The functionality of the 3DS on launch was arguably underwhelming, once the novelty of the 3D screen and AR games began to wear off. The potential of the device is slowly being realised with subsequent updates, and those who purchase a 3DS towards the end of this year will have a lot of functionality to enjoy. In addition to the eShop, the update scheduled for late November will bring notable enhancements: 3D video recording, an improved eShop experience, additional StreetPass content and improved ‘friend list’ functionality. All of these changes show that Nintendo is starting to understand, and act upon, areas where its online service has been left behind. While some early-adopters may feel that this has been a frustrating and slow process, new 3DS owners from December onwards will have this functionality right out of the box, and it will surely give their shiny new handheld extra sparkle.

DLC may not be desirable to all gamers, but it is a means of extending the lifespan of a game for enthusiastic buyers.

There are also key enhancements coming to the 3DS in 2012. In terms of online functionality, Nintendo has stated that 3DS titles, both retail and digital, will have the option of offering and selling DLC (downloadable content).
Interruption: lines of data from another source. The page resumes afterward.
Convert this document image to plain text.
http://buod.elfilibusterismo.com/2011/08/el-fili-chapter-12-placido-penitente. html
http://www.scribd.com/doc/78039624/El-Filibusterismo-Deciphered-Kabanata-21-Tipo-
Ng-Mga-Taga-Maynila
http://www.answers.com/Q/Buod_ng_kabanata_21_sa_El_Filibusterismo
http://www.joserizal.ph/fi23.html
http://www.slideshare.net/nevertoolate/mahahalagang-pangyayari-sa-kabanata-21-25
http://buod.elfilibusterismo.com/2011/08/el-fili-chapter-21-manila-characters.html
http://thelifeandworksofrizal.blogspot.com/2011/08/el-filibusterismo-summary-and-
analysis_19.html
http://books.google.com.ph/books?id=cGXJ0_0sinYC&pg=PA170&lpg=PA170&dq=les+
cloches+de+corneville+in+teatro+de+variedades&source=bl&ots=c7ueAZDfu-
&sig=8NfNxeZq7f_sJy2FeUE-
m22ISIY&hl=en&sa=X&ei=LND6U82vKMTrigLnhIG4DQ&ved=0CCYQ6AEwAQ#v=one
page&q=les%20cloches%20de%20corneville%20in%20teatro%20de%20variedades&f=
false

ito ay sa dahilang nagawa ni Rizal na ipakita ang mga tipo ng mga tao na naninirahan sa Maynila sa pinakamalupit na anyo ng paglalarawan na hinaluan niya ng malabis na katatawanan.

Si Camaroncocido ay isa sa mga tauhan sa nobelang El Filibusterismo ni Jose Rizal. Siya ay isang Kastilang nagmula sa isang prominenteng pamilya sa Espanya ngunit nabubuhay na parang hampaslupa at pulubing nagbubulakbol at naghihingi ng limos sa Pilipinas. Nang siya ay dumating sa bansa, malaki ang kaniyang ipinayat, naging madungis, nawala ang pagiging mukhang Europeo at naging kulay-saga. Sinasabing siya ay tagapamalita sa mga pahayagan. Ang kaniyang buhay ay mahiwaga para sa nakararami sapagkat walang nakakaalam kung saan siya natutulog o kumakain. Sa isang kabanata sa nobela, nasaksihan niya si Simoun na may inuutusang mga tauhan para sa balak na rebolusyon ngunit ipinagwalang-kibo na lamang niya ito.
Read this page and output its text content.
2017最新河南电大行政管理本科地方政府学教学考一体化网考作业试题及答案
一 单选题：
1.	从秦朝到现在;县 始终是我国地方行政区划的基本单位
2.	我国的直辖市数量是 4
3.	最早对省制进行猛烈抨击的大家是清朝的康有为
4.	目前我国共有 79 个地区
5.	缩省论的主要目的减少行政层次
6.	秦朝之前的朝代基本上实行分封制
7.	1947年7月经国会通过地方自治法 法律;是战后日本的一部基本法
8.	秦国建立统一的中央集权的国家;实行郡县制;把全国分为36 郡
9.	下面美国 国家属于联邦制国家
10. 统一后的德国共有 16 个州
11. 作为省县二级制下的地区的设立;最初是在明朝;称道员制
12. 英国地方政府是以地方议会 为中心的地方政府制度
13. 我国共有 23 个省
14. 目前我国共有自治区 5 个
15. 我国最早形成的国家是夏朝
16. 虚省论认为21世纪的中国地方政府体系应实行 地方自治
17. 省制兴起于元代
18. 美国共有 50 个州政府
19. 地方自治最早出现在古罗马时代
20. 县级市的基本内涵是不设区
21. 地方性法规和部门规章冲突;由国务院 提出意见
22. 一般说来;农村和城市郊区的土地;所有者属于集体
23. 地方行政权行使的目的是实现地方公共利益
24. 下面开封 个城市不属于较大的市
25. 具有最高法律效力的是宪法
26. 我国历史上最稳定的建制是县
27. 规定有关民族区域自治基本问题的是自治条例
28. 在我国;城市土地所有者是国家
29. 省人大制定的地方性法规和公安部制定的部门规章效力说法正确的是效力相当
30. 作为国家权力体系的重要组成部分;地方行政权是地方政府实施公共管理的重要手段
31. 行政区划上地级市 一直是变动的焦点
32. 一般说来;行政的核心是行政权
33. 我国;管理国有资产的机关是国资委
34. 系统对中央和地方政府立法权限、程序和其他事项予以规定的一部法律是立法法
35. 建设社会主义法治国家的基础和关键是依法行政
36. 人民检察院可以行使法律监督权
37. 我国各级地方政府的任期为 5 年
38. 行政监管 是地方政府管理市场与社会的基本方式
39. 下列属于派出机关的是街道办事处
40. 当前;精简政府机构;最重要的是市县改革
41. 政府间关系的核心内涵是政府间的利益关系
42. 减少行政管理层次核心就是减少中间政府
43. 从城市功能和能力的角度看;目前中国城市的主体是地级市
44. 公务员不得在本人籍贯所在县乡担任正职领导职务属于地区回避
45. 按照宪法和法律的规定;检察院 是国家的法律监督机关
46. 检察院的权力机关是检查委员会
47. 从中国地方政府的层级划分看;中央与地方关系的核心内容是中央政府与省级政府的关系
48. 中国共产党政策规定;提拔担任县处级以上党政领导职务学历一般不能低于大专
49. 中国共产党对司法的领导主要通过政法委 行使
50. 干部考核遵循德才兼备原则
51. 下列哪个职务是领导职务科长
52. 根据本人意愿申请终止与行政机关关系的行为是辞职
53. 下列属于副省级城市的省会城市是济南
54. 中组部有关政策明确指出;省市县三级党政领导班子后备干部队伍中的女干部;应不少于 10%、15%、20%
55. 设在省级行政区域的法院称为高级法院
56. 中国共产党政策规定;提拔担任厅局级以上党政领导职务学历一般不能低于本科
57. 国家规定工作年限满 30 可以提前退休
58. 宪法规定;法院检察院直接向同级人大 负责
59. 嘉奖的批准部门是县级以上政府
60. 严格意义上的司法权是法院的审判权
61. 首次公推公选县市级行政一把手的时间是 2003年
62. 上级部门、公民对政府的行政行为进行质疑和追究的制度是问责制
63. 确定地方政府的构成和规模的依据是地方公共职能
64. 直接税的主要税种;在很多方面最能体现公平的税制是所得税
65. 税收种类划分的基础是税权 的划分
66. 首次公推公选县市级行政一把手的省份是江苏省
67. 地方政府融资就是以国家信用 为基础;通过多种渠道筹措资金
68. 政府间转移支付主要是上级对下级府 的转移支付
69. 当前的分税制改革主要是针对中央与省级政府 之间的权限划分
This has been a major part of Xbox 360, PlayStation 3 and PC gaming for a few years, and this announcement shows that the big N has realised the importance of these downloadable extras in the modern market. DLC may not be desirable to all gamers, but it is a means of extending the lifespan of a game for enthusiastic buyers.

Another major addition which is similarly divisive is the Circle Pad Pro, as it’s likely to be called in European and North American markets. It’s a controversial peripheral in terms of its appearance and timing of release, but beyond those issues it will provide a valuable extra control option, especially in genres that necessitate aiming and camera control. Resident Evil Revelations is out early next year and Capcom has developed a control scheme specifically for this add-on, with a number of other major titles set to do the same. While opinion does vary it undoubtedly boosts the 3DS control options, which may in turn lead to further third party support.

Don’t write Nintendo off

The recent announcements and briefings from Saturo Iwata in particular make one thing clear: Nintendo is determined to make up for mistakes and take on the competition. The 3DS in particular is, through a concerted effort and level of investment, being given every chance of succeeding. There is little doubt that Nintendo face major challenges to achieve its targets for the 3DS, and the Wii U will also face stiff competition. If recent announcements and future plans are anything to go by, however, Nintendo is willing to evolve in order to survive.